What’s the potential? As the government confronts the financialization of housing in this way, it’s anticipated that we’ll see fewer potential purchases and bidding wars on listed, single-family homes.¹ This is intended to drive greater housing affordability overall. That said, we may also see an uptick in home purchases by large corporate buyers intent on making a move before the restrictions come into effect.
What’s the takeaway?
- Watch for additional details on how these restrictions may impact corporate investors when the government tables the 2024 fall economic statement. Ideally, that update will include a clear definition of what constitutes “large corporate investors” and which entities will fall into this category going forward.
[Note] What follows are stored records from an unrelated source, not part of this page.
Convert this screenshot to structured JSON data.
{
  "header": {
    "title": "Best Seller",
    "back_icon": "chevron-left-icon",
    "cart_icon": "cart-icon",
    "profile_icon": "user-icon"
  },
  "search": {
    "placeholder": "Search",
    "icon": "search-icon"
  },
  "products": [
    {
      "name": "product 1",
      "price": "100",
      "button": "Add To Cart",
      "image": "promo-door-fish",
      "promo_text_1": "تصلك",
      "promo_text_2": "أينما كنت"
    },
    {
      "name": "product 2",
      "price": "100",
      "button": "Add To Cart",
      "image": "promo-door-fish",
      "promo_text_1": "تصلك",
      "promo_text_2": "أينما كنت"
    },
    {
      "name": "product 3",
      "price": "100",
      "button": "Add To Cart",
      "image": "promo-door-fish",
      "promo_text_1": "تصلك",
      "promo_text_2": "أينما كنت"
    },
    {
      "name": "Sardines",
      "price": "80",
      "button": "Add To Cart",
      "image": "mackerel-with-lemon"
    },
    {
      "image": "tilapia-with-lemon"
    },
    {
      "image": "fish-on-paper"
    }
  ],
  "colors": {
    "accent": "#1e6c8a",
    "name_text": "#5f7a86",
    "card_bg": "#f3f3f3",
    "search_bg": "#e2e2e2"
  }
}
- If you’re a corporate investor, you may need to carefully reevaluate property mixes. True, too, for potentially delaying the sale of existing residential properties in light of emerging ownership restrictions.
- If you’re a residential landowner, explore whether you should apply to rezone as commercial, multi-use or another classification besides residential. This could attract large, corporate owners.
- Across the board, think about how this move could generate greater demand for commercial or multi-use properties among large corporate investors — and how you might ride that wave of possibility.
3. The elimination of GST and HST on purpose-built rentals could drive new activity while bringing down the cost of building.
What’s new? This incentive actually predates the 2024 federal budget, but it has important tie-ins to today’s reality. In September 2023, the federal government announced legislation to enhance the GST rental rebate on new, purpose-built rental housing.
What’s the potential? Increasing the GST rental rebate from 36% to 100% and removing the existing GST rental rebate phase-out thresholds for purpose-built rental housing projects applies to construction between September 14, 2023 and December 31, 2030. The project must be finished by December 31, 2035. This measure increased the GST rental rebate on new purpose-built rental housing from the current 36% to 100% with no phase-out thresholds and no limits on the amount of the rebate.
The previous GST rental rebate has a phase-out for qualifying residential units valued between $350k and $450k, with no rebate available for units valued at $450k or more. That represents a significant motivator for real estate developers looking to build more apartment buildings, student housing and senior residences built specifically for long-term rental accommodation.
What’s the takeaway?
- Bill C-56 expands the entitlement to the GST rental rebate to public service bodies (PSB’s) that were previously not entitled to it if they were eligible for the PSB rebate. If you qualify as a public service body, you should explore the value of this new rebate and determine if it would be more beneficial to since you now have the option to choose the more beneficial of the two rebates.
- If you are an investor or developer, given the current high costs of real estate, now may be the appropriate time to build more apartments, student housing and senior residences built specifically for long-term rental purposes to take advantage of no dollar value limits on the amount of the rebate.
- Developers should consider construction projects in provinces that have also introduced similar enhanced rental rebates for the provincial portion of the HST. Subject to meeting the requirements, these provinces include Ontario, Nova Scotia, Prince Edward Island, and Newfoundland and Labrador.